You do not have to change computers if you get a manual valve body.

Since your 99% street car just put the new clutch in and save the money.
I beat the **** out of my 3650 for a year and wore out a spec 3 clutch before swapping to an automatic. My car was making 600rwhp at the time.
Make sure you break the clutch in correctly!
 
#18 ·
Thank you all for the awesome postings! I have a lot of questions answered here.

** Y2K what is your opinion on breaking in the clutch? I am going to be breaking in the clutch and engine at the same time. Any tips?

Maybe I will just run this trans until it breaks then. You make a good point and if your 3650 held up like that I am impressed. I only need a year out of this one. This will give me more time to plan.

---------- Post added at 10:58 AM ---------- Previous post was at 10:56 AM ----------

If you aren't going to track it or race from digs in mexico frequently leave a 5spd in it. 600whp+ isn't going to be fast from a stop *on the street* even with an auto unless you're running very sticky DR's/Slicks. That being said, get a WOT box/2-step and 15" slicks and you should be able to get fairly good launches out of the tr3650.

An auto would be much more ideal, but imo it's not worth the swap headache for a 99% street car.


Good info, thank you! I have 17" rims. I may just go with these Mickey Thompson Et Street Radial II Tire 315 35 17 blackwall 3744R Set of 2 | eBay

I will look into the s-step. I don't know much about them. I have heard of them.


EDIT: This thing sounds badass. I think I am going 5 speed with this. Thanks. http://www.npcompleteperformance.com/wotbox
 
#12 ·
If you aren't going to track it or race from digs in mexico frequently leave a 5spd in it. 600whp+ isn't going to be fast from a stop *on the street* even with an auto unless you're running very sticky DR's/Slicks. That being said, get a WOT box/2-step and 15" slicks and you should be able to get fairly good launches out of the tr3650.

An auto would be much more ideal, but imo it's not worth the swap headache for a 99% street car.
 
#13 ·
Call Proformance if you decide to go auto. They are out of Elburn, IL. Proformance Racing Transmissions They can set you up with a built 4r70w with a manual valve body in a reverse or forward pattern so you can shift it like a stick.

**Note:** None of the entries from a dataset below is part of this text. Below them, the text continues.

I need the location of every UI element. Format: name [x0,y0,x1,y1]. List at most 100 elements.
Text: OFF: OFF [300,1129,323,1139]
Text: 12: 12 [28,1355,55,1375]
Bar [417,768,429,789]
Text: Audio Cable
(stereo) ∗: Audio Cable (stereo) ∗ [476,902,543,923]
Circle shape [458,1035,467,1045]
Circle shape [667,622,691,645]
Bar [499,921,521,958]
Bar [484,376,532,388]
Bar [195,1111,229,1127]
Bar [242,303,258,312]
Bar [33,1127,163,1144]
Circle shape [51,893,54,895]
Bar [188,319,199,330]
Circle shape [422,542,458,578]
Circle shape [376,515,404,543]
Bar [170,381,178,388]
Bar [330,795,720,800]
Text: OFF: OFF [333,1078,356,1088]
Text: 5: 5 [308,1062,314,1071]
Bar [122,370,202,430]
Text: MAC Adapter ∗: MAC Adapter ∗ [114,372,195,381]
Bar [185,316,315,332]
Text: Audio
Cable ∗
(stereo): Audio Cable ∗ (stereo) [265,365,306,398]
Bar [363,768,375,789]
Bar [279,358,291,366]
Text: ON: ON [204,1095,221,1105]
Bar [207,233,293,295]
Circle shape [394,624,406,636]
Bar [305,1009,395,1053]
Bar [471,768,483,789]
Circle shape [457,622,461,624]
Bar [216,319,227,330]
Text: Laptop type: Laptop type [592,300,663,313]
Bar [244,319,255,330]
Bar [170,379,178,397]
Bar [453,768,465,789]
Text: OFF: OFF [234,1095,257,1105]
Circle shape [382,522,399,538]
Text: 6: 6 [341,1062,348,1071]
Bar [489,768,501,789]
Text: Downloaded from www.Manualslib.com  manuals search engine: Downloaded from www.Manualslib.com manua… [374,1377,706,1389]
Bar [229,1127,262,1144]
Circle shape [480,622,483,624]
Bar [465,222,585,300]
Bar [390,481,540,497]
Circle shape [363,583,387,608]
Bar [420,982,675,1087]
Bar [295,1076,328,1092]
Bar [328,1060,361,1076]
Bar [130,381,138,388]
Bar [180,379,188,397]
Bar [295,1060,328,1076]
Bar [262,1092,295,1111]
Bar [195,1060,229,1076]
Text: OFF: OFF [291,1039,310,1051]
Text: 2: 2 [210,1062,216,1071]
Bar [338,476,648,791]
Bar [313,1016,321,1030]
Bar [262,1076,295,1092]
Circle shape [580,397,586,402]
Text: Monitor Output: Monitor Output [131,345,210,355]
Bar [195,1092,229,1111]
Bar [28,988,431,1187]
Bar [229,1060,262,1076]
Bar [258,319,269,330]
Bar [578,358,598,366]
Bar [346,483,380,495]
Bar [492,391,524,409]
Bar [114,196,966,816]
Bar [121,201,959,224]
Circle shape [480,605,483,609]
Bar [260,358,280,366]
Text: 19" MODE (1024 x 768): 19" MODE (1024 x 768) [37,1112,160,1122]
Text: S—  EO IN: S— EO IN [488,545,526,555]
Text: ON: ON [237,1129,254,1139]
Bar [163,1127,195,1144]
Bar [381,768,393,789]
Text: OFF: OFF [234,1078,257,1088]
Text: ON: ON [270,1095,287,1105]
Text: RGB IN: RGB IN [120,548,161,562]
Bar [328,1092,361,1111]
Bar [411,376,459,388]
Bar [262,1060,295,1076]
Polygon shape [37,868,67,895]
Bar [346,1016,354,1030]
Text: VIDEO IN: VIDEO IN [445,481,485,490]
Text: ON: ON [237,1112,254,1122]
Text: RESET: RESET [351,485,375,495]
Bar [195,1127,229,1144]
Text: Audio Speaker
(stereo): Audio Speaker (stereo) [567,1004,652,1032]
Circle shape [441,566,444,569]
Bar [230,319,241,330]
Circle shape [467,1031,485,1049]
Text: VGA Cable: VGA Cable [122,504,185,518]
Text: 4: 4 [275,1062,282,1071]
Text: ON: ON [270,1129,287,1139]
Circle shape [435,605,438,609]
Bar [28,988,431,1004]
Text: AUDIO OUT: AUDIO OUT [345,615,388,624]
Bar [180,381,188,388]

If it is 99% street driven and you like shifting then maybe stay with the stick.
 
#14 ·
I had a built & blown street car with a built & stalled 4r70w. Whatever your stall is rated at..... that's roughly the lowest RPM you'll ever be able to cruise at. I found it rather annoying running at 3,000 RPM minimum while leisurely cruising. Also it was annoying when you give the car part throttle at low speeds and the RPMs shoot up to 3000 and the car barely moves .... feels the same as a trans slipping. A high stall is great for racing, but shitty for street driving or cruising. JMO.
 
#16 ·
I don't know about your set-up / stall but mine is nothing of the sort. With a 3500 stall, I can take off, part throttle, or cruise at 1200 RPM? Stall Rpm is the flash point the stall will go to at WOT. It doesn't change cruise or normal take-off. Cruising and part throttle is no different than factory, at least with a lock-up convertor, like the factory lock-up.